This year has seen more undulations. Washington fell four games behind the Braves in April and saw regulars Ryan Zimmerman, Adam LaRoche and Bryce Harper lost to injury. All three returned — Zimmerman has since been reinjured — but Harper caused a stir on his reappearance by suggesting that manager Matt Williams hadn’t deployed the correct lineup. (Harper seemed to suggest that center fielder Denard Span should be benched.) This week Williams bristled when it was suggested that Harper, whom he earlier chastised for a lack of hustle, might be sent to the minors.
This prompted Mark Mulder, once a pitcher and now an ESPN commentator, to say, according to the Washington Post: “I almost feel like this team’s kind of done it to themselves with the whole Strasburg thing, shutting him down a few years ago.
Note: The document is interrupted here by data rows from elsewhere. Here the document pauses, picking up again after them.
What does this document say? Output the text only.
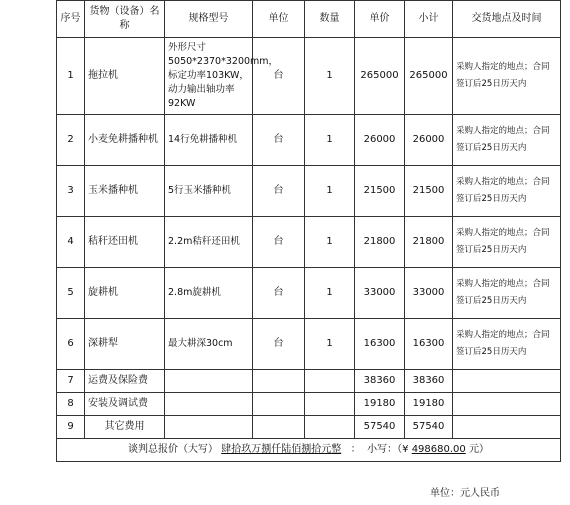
序号	货物（设备）名称	规格型号	单位	数量	单价	小计	交货地点及时间
1	拖拉机	外形尺寸5050*2370*3200mm，标定功率103KW，动力输出轴功率92KW	台	1	265000	265000	采购人指定的地点；合同签订后25日历天内
2	小麦免耕播种机	14行免耕播种机	台	1	26000	26000	采购人指定的地点；合同签订后25日历天内
3	玉米播种机	5行玉米播种机	台	1	21500	21500	采购人指定的地点；合同签订后25日历天内
4	秸秆还田机	2.2m秸秆还田机	台	1	21800	21800	采购人指定的地点；合同签订后25日历天内
5	旋耕机	2.8m旋耕机	台	1	33000	33000	采购人指定的地点；合同签订后25日历天内
6	深耕犁	最大耕深30cm	台	1	16300	16300	采购人指定的地点；合同签订后25日历天内
7	运费及保险费				38360	38360	
8	安装及调试费				19180	19180	
9	其它费用				57540	57540	
谈判总报价（大写） 肆拾玖万捌仟陆佰捌拾元整   ：  小写：（¥ 498680.00 元）							
单位：元人民币
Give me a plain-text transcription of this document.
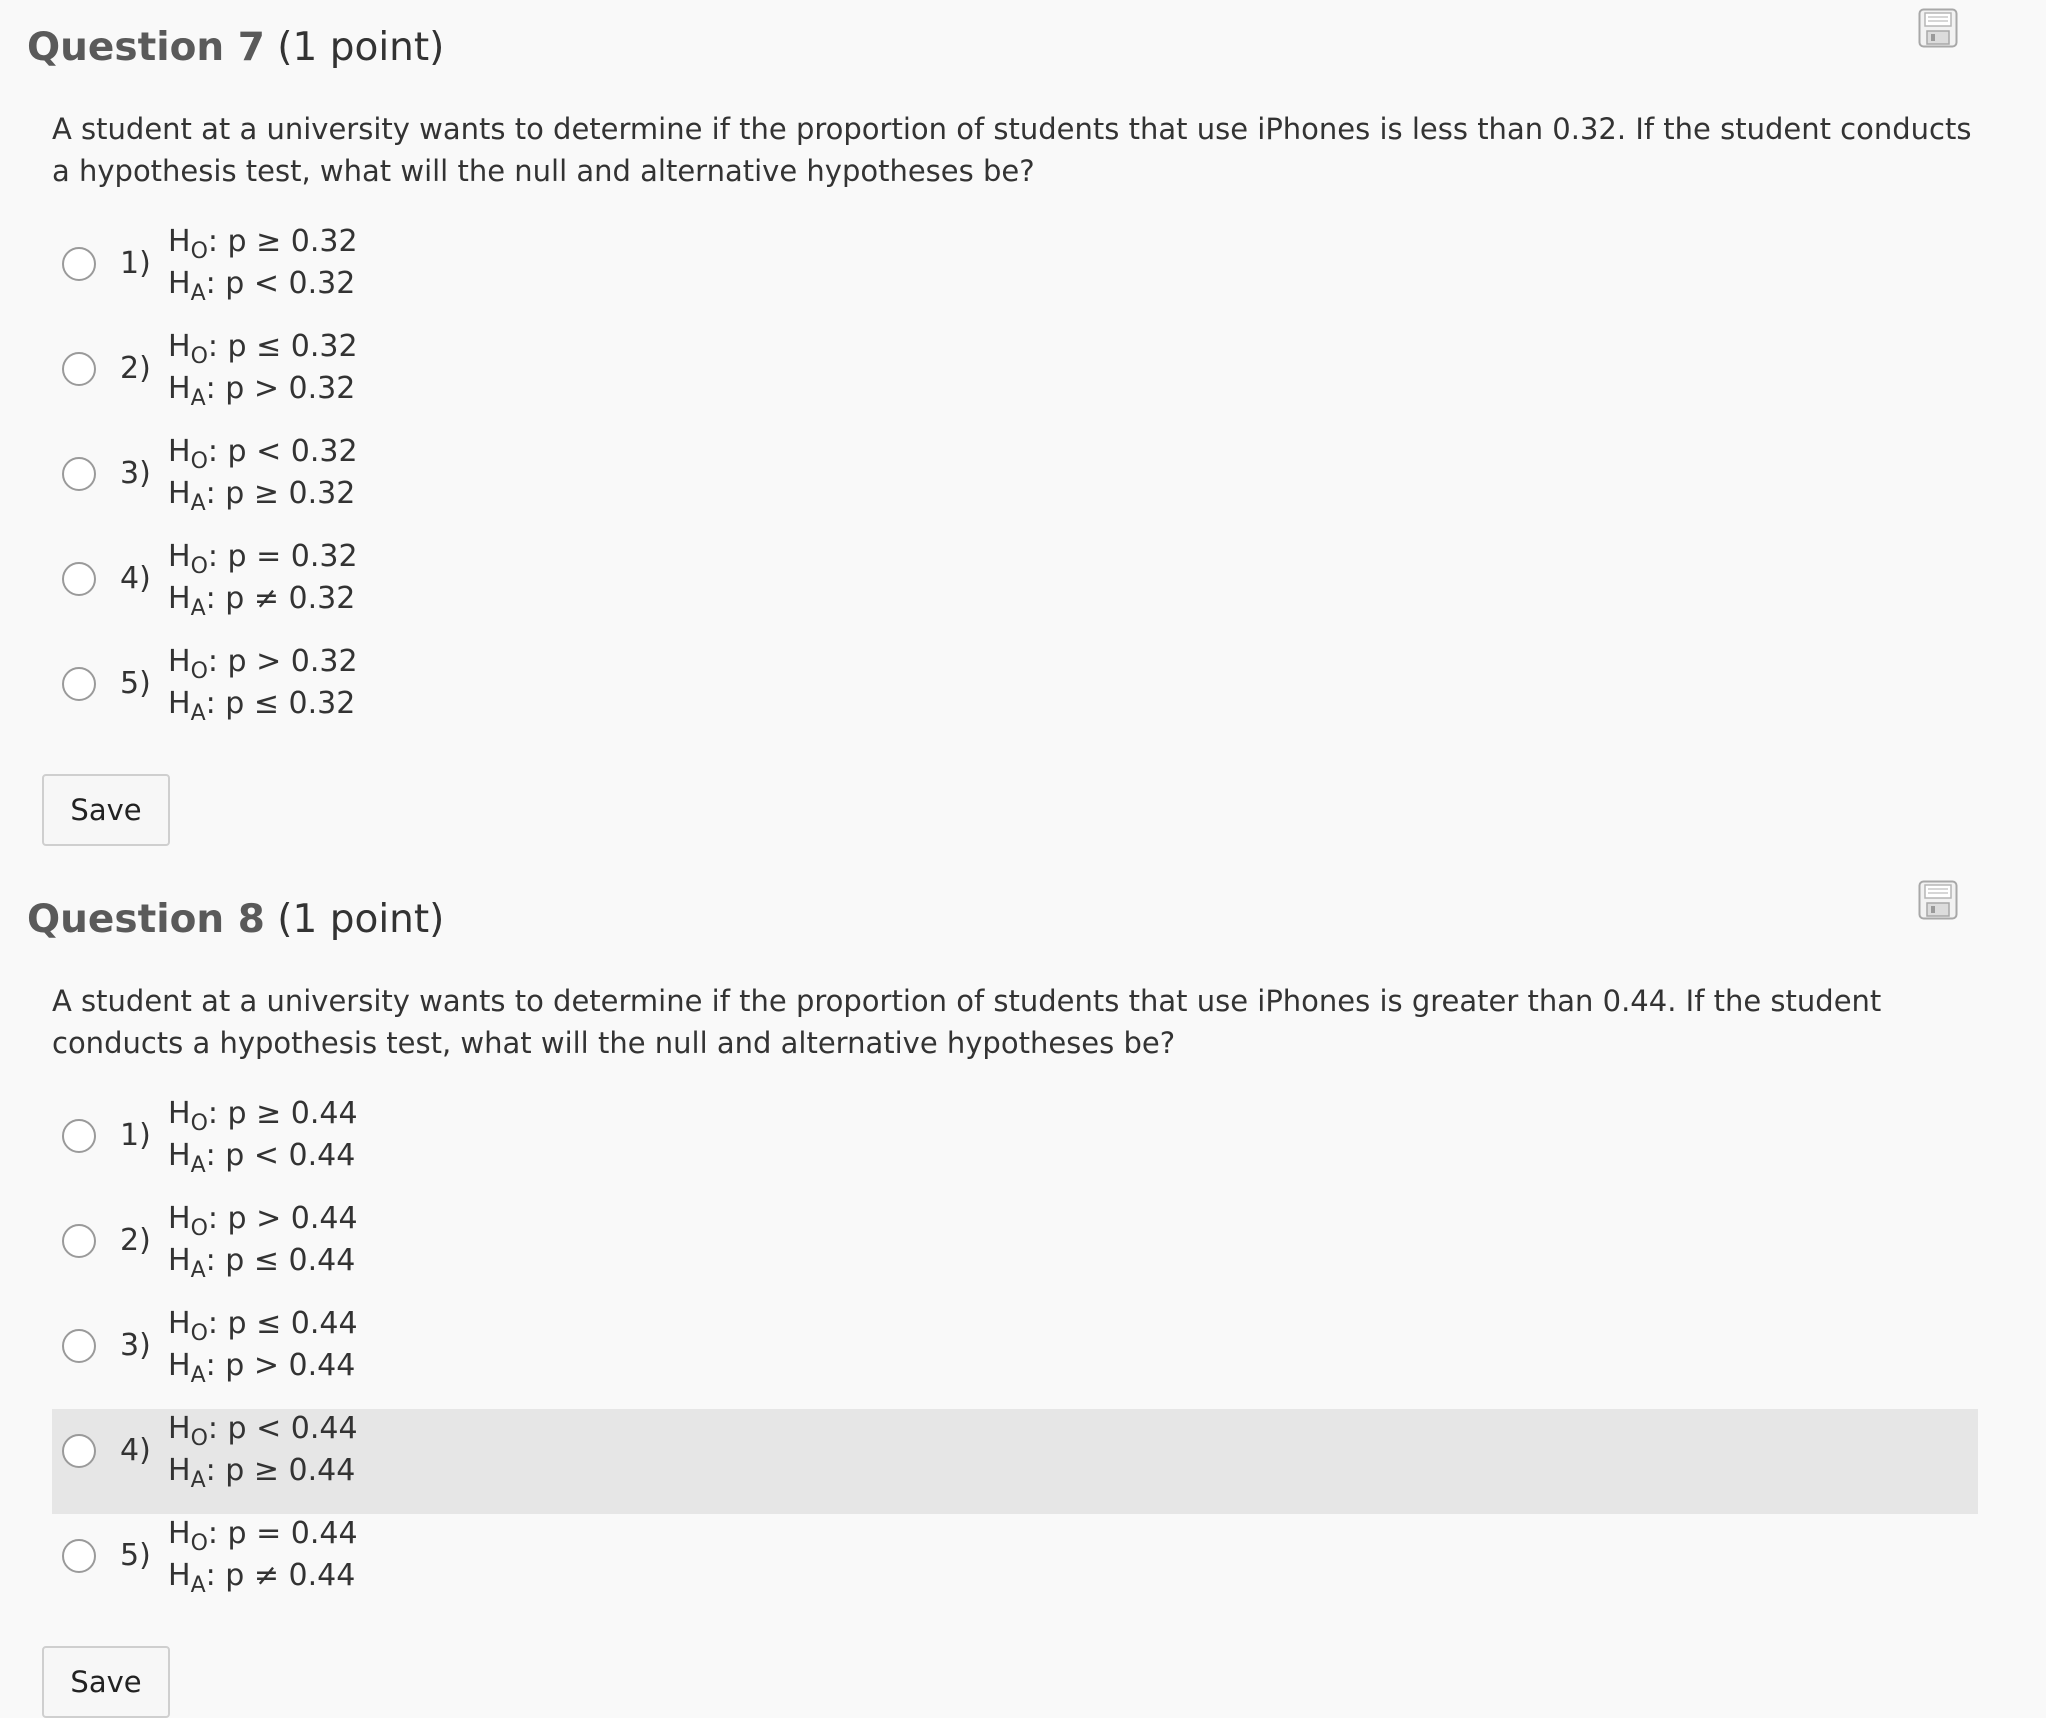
Question 7 (1 point)
A student at a university wants to determine if the proportion of students that use iPhones is less than 0.32. If the student conducts a hypothesis test, what will the null and alternative hypotheses be?
1)
$H_O$: p ≥ 0.32
$H_A$: p < 0.32
2)
$H_O$: p ≤ 0.32
$H_A$: p > 0.32
3)
$H_O$: p < 0.32
$H_A$: p ≥ 0.32
4)
$H_O$: p = 0.32
$H_A$: p ≠ 0.32
5)
$H_O$: p > 0.32
$H_A$: p ≤ 0.32
Save
Question 8 (1 point)
A student at a university wants to determine if the proportion of students that use iPhones is greater than 0.44. If the student conducts a hypothesis test, what will the null and alternative hypotheses be?
1)
$H_O$: p ≥ 0.44
$H_A$: p < 0.44
2)
$H_O$: p > 0.44
$H_A$: p ≤ 0.44
3)
$H_O$: p ≤ 0.44
$H_A$: p > 0.44
4)
$H_O$: p < 0.44
$H_A$: p ≥ 0.44
5)
$H_O$: p = 0.44
$H_A$: p ≠ 0.44
Save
It just feels like there’s always drama. … Whether it’s Harper’s comments about the lineup, no matter what it is, there’s just always something that this team is dealing with.”
As is his custom, Strasburg spit the bit against the Braves on Friday. In his previous four starts at Turner Field, he had: Exited after three innings because of 106-degree heat; exited after six innings with forearm tightness; exited after two innings with a strained oblique and been ejected in the second after throwing two pitches behind Andrelton Simmons. Now this latest debacle, which Williams sought to explain Saturday: “The guys over in that clubhouse (meaning the Braves) have power, and they really feed on mistakes.”
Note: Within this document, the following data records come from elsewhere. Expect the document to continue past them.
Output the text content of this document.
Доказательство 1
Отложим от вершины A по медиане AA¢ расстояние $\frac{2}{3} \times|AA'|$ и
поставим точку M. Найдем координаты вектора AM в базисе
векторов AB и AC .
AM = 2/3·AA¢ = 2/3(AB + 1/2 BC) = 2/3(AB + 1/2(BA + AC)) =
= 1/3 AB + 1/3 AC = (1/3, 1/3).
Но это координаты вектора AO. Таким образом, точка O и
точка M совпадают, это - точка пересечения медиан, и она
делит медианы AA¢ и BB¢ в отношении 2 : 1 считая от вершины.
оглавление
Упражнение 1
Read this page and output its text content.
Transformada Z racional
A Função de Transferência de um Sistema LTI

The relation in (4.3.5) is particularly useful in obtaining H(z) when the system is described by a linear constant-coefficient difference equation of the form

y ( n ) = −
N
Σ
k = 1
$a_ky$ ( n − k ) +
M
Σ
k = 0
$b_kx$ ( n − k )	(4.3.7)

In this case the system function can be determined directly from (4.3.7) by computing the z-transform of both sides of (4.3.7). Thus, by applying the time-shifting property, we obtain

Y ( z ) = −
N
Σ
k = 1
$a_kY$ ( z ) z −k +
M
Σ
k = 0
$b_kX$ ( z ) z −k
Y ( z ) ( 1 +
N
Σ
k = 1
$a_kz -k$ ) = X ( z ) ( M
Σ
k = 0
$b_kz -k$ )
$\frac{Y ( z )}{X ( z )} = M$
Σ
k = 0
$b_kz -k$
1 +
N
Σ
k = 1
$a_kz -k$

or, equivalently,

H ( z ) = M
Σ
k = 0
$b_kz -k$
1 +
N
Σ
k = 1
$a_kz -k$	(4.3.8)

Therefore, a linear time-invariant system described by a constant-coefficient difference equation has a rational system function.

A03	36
Of Washington’s 25 past losses to the Braves, 13 were started by Strasburg and Gio Gonzalez, who in 2012 were considered two of the best pitchers in baseball. As fate would have it, the Braves were scheduled to face both this weekend — and to miss Doug Fister and Jordan Zimmermann. The Nationals are 2-6 in Strasburg’s past eight starts against the Braves; they’re 0-7 in Gonzalez’s.
As one Brave said, speaking of Strasburg: “He’s really good, but we feel good against him.” The same could be said for the team’s attitude whenever they confront the ballyhooed #Natitude. The 2014 Braves probably couldn’t win any other division in baseball; because they own the Nats, they have a shot in the NL East.
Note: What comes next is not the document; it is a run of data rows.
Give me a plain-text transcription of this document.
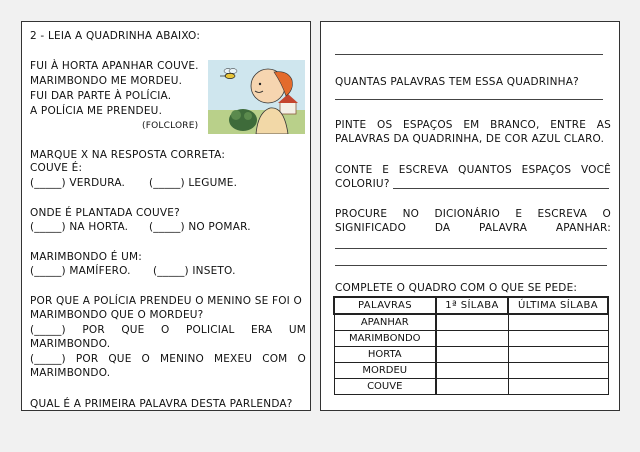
2 - LEIA A QUADRINHA ABAIXO:
FUI À HORTA APANHAR COUVE.
MARIMBONDO ME MORDEU.
FUI DAR PARTE À POLÍCIA.
A POLÍCIA ME PRENDEU.
(FOLCLORE)
MARQUE X NA RESPOSTA CORRETA:
COUVE É:
(_____) VERDURA. (_____) LEGUME.
ONDE É PLANTADA COUVE?
(_____) NA HORTA. (_____) NO POMAR.
MARIMBONDO É UM:
(_____) MAMÍFERO. (_____) INSETO.
POR QUE A POLÍCIA PRENDEU O MENINO SE FOI O
MARIMBONDO QUE O MORDEU?
(_____) POR QUE O POLICIAL ERA UM
MARIMBONDO.
(_____) POR QUE O MENINO MEXEU COM O
MARIMBONDO.
QUAL É A PRIMEIRA PALAVRA DESTA PARLENDA?
QUANTAS PALAVRAS TEM ESSA QUADRINHA?
PINTE OS ESPAÇOS EM BRANCO, ENTRE AS
PALAVRAS DA QUADRINHA, DE COR AZUL CLARO.
CONTE E ESCREVA QUANTOS ESPAÇOS VOCÊ
COLORIU?
PROCURE NO DICIONÁRIO E ESCREVA O
SIGNIFICADO	DA	PALAVRA	APANHAR:
COMPLETE O QUADRO COM O QUE SE PEDE:
PALAVRAS	1ª SÍLABA	ÚLTIMA SÍLABA
APANHAR		
MARIMBONDO		
HORTA		
MORDEU		
COUVE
Indeed, the Nationals have been frustrated so often in this ballpark that they took heart from Friday’s narrow loss, in which they drew within a run before succumbing. “It would have been easy to fold the tent,” Williams said. “(To rally) says something about our club … It didn’t go our way, but the fact that we made it a game was important to us.”
And that, on this storm-tossed August weekend, is how things stood: The Nationals took pride for coming close against a team that had lost eight in a row. Technically the Braves are chasing the Nats, but sometimes it feels the other way around.